Methods Four NSCLC patients underwent a 10 min dynamic H₂¹⁵O (185 MBq) PET scan followed by a low dose CT before administration of BEV. Data were acquired on a SET 3000 G/X scanner (Shimadzu) and reconstructed into 22 frames. During the scan, arterial blood was withdrawn continuously. Input functions were derived both from blood sampler data (BSIF) and from an ascending aorta volume of interest (IDIF). Parametric perfusion images were computed using a basis function implementation of the standard single-tissue-compartment model, together with IDIF and with BSIF. Three of four patients underwent dynamic H₂¹⁵O PET scans after administration of BEV. The times from the administration of BEV to scans were 1-2 days, 17 days and 38 days. IDIF was used to obtain perfusion images at the second, third and fourth scans.
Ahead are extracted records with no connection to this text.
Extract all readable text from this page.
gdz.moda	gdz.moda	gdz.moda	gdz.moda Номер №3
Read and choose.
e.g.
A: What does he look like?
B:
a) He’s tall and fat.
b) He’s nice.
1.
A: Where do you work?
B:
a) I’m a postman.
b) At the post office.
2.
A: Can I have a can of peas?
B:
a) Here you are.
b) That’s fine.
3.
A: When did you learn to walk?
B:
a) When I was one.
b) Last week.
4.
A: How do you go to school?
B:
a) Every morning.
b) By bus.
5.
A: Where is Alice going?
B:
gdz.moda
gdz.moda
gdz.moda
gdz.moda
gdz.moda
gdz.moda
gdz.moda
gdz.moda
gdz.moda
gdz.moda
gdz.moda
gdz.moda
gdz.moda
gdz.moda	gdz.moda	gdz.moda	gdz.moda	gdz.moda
Results Significant correlation between tumor perfusion values derived from BSIF and IDIF was found (r² = 0.89-0.98). The perfusion values averaged over tumor volume at baseline were 0.15-0.38 ml/ml/min, which were consisted with reported values. The perfusion was decreased by 6-77% at 1-2 days, by 34-72% at 17 days and by 60% at 38 days. In one case, the tumor perfusion decreased by 77% within 2 days in spite of little change in tumor size.

Conclusions IDIF is applicable for serial measurements of tumor perfusion. Monitoring tumor perfusion using H₂¹⁵O PET is promising to early evaluation of tumor response to antiangiogenic therapy.